前出のピザニフェリー氏は、考えられる改革はいくつか存在すると主張する。真の連邦監督体制への移行と銀行のための安全装置(バックストップ)の設置、ECBを近代的な中央銀行にするための改革、あるいは、財政連邦主義に近い体制といったものだ。
これらの改革はいずれも大問題を生む。どれも合意に至る可能性は低い。だが、このような改革なしで、今の危機から抜け出し、安定した体制へ移行することは考えにくい。もし現状がうまくいかず、ユーロ圏崩壊の可能性を排除するのであれば、どれほど苦痛であろうと改革を選ぶしかないのだ。
改革は難しいが、ユーロ圏崩壊のコストは大きすぎる
必要な改革はなぜそんなに難しいのかと問うなら、答えは恐らく3部構成になるだろう。まず、ユーロというプロジェクトは、参加国の市民がどれほど「欧州の一員」だと感じるかを試す賭けだった。その答えは今のところ「不十分」であり、場合によってその感覚は「どんどん薄れている」。
第2に、このプロジェクトは、危機時には共通の分析と実行可能な解決策に同意する能力に対する賭けだった。今のところ、それも欠けている。最後に、このプロジェクトは、いざ危機が起きたらリーダーシップが発揮されるという見込みへの賭けでもあった。
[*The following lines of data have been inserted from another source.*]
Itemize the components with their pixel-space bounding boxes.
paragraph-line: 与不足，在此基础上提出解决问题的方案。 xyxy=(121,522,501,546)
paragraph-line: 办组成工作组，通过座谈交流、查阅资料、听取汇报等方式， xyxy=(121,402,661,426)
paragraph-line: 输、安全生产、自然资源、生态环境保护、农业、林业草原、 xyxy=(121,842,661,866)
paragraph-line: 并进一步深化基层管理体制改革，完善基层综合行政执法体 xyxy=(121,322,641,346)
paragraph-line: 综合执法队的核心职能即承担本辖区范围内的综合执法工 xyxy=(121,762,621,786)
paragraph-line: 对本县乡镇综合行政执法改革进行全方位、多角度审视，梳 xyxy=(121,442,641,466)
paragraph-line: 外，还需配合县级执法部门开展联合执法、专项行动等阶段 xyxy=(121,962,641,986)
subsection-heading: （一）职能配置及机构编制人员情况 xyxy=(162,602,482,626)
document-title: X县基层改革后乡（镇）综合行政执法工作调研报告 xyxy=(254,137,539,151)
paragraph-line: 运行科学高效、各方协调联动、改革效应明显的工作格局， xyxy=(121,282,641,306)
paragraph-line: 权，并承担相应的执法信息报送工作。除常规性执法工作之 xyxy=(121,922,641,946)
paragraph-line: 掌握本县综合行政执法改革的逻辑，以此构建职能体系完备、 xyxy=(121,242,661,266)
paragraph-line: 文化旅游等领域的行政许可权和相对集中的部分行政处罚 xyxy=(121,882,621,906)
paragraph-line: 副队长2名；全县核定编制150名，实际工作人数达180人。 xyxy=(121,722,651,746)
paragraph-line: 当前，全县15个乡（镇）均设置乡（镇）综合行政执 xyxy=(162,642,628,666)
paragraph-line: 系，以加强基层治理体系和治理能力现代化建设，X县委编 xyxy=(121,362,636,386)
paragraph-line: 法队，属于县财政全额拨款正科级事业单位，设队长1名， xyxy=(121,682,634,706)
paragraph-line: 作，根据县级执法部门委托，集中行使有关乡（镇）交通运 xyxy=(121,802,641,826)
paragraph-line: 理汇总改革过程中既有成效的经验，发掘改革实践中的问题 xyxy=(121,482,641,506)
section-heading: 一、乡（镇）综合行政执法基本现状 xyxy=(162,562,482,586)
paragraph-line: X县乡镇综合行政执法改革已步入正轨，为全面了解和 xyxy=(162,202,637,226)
ここでもやはり、我々はまだ、必要なビジョンを待っているところだ。
だが、プロジェクト頓挫のコストはあまりに大きいため、国内およびユーロ圏内の改革の可能性は生かしておかなければならない。ECBを率いるドラギ氏の指導力は、その助けになるだろう。一方、モンティ氏は、ドイツを含む参加国をうまく説得し、改革に向かわせる立場にある。同氏は債権国の権力者に真実を語ることができる。債権国は注意深く話を聞くべきだ。